Vickster, hope all is going well and the pain is a little easier. Just thought I might post an update, I have been pestering the poor secretary of Mr carrington since the referal from my OS in southampton to Stanmore. Today I managed to get some more information, I had been put on the waiting list for an appointment, sooo I thought I might push my luck and called the central booking office and tried to charm the lady making the bookings!!!. Failed obviously lol but I was assured that I was on the list and would be informed in due course of the date and time,at a guess the lady reckoned that it would be late september or early october. At this point I asked if there was ever cancellations and that I would be very grateful for any notification of one to speed up the process, unlikely but worth a try I thought!!. 2 hours after the call I recieved a call back and was told of a cancellation, now booked in to see Mr carrington on the 8th of september, really pleased, it really is worth calling once a week just to keep your name in peoples minds, although I am sure I am a pain in their backside.

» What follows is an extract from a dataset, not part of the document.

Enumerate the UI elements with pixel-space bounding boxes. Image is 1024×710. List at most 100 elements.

The bottom line is pain can make a person very selfish, it sometimes makes you feel like the only person suffering, and if by being a fly in someones ear once a week I get treated quicker then so be it!!
Now I just have the small matter of what to ask Mr carrington when I see him, the A.C.I.procedure itself I have researched a lot, need to ask if the bone graft will be carried out at the time of the A.C.I. If anyone that has been in this situation can help with any questions I should be asking, please help!!!!
Rehab is something that I guess is singular to each individual, but I will need as much information prior to the procedure to prepare. Has anyone out there had a bone graft at the same time as A.C.I ? as I can't seem to find any info or posts on the subject. Also as a general rule of thumb how long will the wait be between the appointment and the first stage of surgery. Plaster or brace?. Nerve block or no nerve block?. CPM or no CPM due to the bone graft?
I have so many questions really sorry if i've asked too much!!!